Parmi les moments forts de la soirée, on retient l’improvisation sur le thème: Les mots de Fabien Cloutier. À l’aide d’un savant algorithme, Boudreault a recensé les cinq mots les plus récurrents dans les pièces Scotstown, Cranbourne, Billy (les jours du hurlement), Pour réussir un poulet et Bonne retraite Jocelyne, à savoir: moé (315 fois), crisse (257 fois), faire (204 fois), faque (156 fois) et quand (140 fois). Le défi: répéter ces cinq mots autant de fois que possible durant l’improvisation. Si le ton et les répliques de Sébastien Rajotte et Marie-Josée Bastien s’harmonisent parfaitement à ceux de l’auteur, l’emploi ad nauseam par Bastien du mot crisse finit par agacer.
Une autre perle du spectacle: l’improvisation intitulée Tu prends l’œuf pis tu le crisses dans le crate qui a comme prémisse Mots d’auteur. Dans ce monologue délicieux de Marie Michaud, Cloutier intervient à sa guise en lui lançant des mots qu’elle doit intégrer à son récit farfelu. En éleveuse de poules-trieuse d’œufs, Michaud attrape au vol les termes espoir, abattoir, cretons, amour, syndicat et socialisme, et livre un vigoureux (et émouvant) plaidoyer pour les droits des poules. Elle réussit l’exploit avec brio. Quand la voix préenregistrée de l’auteur siffle à la fin de l’impro: OK, on a ce qu’y faut. Excellent!, le public en redemande. C’est franchement hilarant!
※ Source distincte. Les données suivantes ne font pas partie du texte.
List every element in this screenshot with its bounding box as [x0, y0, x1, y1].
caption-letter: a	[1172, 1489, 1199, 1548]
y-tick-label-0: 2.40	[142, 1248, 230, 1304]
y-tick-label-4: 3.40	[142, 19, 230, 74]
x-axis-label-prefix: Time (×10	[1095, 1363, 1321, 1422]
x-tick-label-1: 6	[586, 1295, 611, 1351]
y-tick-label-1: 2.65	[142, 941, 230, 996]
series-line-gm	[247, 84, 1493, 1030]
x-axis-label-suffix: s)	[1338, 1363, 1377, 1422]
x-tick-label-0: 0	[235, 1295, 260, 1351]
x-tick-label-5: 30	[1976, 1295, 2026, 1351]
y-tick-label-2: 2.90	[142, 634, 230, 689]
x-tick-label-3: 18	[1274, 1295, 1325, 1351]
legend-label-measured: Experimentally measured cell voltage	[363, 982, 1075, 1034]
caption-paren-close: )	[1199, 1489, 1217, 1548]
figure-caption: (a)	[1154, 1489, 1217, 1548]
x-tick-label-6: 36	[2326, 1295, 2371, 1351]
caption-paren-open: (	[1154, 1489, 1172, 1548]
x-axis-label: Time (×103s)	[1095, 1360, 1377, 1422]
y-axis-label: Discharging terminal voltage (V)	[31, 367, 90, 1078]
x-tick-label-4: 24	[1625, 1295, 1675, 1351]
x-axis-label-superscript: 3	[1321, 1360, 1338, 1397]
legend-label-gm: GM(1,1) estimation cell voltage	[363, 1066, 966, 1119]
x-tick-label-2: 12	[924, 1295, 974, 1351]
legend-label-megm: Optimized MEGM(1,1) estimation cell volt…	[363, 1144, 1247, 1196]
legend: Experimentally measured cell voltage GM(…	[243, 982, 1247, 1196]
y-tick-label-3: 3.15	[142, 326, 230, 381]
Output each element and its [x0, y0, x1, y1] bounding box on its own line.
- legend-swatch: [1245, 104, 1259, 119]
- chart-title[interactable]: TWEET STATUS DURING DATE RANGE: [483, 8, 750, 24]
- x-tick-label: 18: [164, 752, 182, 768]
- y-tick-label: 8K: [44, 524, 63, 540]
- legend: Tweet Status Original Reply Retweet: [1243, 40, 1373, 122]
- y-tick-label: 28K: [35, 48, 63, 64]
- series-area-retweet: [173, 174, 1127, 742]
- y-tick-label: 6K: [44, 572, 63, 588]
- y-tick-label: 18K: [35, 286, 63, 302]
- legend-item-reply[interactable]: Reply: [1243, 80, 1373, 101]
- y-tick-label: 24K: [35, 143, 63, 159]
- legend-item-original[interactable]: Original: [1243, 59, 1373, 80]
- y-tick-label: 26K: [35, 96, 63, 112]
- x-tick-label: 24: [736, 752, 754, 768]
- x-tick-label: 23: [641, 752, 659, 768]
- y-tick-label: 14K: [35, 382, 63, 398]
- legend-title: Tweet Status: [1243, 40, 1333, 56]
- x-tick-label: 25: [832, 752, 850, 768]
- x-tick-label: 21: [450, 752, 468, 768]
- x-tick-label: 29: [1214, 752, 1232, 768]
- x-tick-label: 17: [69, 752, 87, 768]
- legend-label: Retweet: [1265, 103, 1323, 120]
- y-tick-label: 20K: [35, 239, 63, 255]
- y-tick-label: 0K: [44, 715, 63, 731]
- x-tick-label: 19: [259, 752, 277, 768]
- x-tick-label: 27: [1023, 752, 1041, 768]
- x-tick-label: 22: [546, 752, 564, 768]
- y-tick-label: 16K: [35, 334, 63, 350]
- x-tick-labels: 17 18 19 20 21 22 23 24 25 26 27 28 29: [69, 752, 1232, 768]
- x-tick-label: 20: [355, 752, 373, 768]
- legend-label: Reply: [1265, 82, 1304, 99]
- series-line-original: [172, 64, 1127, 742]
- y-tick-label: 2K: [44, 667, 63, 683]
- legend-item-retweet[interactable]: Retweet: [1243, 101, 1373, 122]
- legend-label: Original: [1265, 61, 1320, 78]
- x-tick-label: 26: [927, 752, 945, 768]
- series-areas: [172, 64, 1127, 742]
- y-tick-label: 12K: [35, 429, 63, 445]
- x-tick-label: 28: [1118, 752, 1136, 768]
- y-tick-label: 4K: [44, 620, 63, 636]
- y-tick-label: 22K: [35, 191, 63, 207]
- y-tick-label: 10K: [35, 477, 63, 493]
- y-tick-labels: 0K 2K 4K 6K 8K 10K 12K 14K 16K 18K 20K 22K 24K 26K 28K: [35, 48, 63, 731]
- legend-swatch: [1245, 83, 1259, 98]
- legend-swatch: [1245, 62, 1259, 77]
La consigne des répliques à ploguer constitue certainement le numéro où les acteurs (tous en scène, réunis dans un club tout-inclus à Cuba pour l’occasion) éprouvent le plus grand plaisir, tout autant que le public, ébahi par la cohérence de l’histoire qui se déploie sous ses yeux. On ne se lasse pas et on attend sur le bout de notre siège de voir le joueur triomphant se départir de son papier, un sourire espiègle aux lèvres.
On salue la performance de Sophie Cadieux en mère qui allaite complètement hystérique. La pression reposant sur ses épaules, la comédienne est tout simplement épatante. C’est fluide et surtout très drôle. On applaudit également Simon Rousseau dont les interventions sont toujours justes et l’aplomb, déconcertant.
En finale, le public a droit à une improvisation avec l’auteur. Aux côtés de Sébastien Rajotte, le dramaturge campe un futur marié schizophrène qui prend la poudre d’escampette quelques minutes avant la cérémonie. La conclusion prend une tournure étonnante au-delà des attentes.
Fabien Cloutier a choisi le théâtre pour calmer ses nombreuses angoisses, il se sent souvent touriste dans un monde complexe et il déteste l’expression Le monde ordinaire parce que, selon lui, le monde est loin d’être ordinaire. Dans sa tête non plus, il n’y a rien d’ordinaire.
Prochains événements Dans la tête de… à surveiller:
Jean-Marc Dalpé (4 février), François Archambault (11 mars), Pierre-Michel Tremblay (8 avril) et Jean-Philippe Lehoux (13 mai).